Dante desapareció dentro de la casa un momento. Fue a su estudio y tomó un códice que había dejado aparte. Luego, sin aliento, bajó las escaleras y regresó a la puerta donde estaba Giotto esperando.

—Aquí está —dijo—. La Visio Pauli. Es un texto que me obsesiona desde siempre. Infierno y cielo, valles, precipicios y ríos de fuego. Es una lectura llena de encanto y maravilla que en su compleja belleza podría inspiraros, a vos, que sois un auténtico narrador con el arte de la forma y el color. Como bien podéis ver, las magníficas miniaturas enriquecidas con pan de oro y los vivos colores de los pigmentos de laca, del ultramar y muchos otros pigmentos lo convierten en un pequeño y genuino tesoro.

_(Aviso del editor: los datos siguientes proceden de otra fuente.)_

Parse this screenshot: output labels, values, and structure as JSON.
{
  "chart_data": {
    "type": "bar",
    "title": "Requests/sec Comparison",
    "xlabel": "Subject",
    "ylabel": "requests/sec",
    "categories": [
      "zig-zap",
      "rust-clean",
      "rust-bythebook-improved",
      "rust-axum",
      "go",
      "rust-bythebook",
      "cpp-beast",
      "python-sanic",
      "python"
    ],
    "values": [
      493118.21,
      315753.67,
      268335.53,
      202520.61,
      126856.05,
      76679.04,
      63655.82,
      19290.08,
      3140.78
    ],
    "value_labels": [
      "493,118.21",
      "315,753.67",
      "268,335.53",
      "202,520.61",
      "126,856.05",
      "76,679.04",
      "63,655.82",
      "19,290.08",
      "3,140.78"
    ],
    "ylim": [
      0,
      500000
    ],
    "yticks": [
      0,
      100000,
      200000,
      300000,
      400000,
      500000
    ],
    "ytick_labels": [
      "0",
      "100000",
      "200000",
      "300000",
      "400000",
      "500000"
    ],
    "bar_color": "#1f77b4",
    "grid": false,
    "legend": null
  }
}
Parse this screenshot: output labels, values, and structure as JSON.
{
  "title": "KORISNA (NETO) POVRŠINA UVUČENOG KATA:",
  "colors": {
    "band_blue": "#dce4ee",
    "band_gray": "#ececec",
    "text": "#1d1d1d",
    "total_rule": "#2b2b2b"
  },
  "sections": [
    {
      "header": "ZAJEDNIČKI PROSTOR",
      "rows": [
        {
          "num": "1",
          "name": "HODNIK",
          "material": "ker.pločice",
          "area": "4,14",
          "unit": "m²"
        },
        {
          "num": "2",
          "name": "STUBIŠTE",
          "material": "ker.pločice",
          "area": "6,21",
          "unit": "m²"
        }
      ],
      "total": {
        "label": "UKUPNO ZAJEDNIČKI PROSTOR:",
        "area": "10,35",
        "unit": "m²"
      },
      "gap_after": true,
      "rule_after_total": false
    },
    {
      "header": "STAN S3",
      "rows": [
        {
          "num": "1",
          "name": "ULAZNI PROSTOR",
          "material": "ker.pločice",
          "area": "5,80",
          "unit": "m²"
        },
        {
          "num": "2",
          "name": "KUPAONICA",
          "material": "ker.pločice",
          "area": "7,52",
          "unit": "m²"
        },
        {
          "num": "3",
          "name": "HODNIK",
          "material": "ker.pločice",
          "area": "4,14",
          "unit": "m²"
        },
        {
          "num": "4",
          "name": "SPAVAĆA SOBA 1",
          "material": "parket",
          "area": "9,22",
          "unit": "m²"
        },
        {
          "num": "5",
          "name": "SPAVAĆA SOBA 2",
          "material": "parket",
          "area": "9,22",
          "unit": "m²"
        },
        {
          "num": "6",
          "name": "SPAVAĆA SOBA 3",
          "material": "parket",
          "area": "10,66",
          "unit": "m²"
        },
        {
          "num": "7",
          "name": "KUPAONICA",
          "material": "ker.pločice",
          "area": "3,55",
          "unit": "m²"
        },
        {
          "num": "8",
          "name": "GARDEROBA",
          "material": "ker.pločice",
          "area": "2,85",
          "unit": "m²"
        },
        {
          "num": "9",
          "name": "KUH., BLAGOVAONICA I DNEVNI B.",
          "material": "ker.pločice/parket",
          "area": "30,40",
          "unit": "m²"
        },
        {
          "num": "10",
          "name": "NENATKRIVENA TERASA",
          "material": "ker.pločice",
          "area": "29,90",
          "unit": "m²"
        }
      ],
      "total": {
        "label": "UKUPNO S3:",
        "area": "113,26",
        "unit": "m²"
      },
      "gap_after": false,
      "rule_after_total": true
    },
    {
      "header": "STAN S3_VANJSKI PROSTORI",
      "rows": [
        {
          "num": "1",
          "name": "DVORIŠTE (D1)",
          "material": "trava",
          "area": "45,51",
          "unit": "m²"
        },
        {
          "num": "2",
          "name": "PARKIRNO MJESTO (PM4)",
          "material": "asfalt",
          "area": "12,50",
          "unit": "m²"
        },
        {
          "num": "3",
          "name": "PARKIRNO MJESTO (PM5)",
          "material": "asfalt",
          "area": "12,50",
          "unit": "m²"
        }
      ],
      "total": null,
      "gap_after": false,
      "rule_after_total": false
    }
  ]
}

Giotto tomó el códice de manos de su amigo con la delicadeza que se reservaba a una reliquia.

—Gracias, Dante. Me hacéis verdaderamente feliz —dijo al fin. Luego abrazó a Gemma—. ¡Ya es hora de irse! —exclamó con amargura, volviéndose hacia Ciuta.

Los amigos se dieron la mano.

—Volveremos a vernos —dijo Dante.

—Lo podéis jurar —replicó Giotto.

Después ayudó a Ciuta a subir al pescante. A continuación, subió él. Sacudió las riendas sobre los cuartos traseros de los dos caballos y partió.

Mientras se alejaban, Dante pensó que echaría de menos a Giotto por encima de todas las cosas.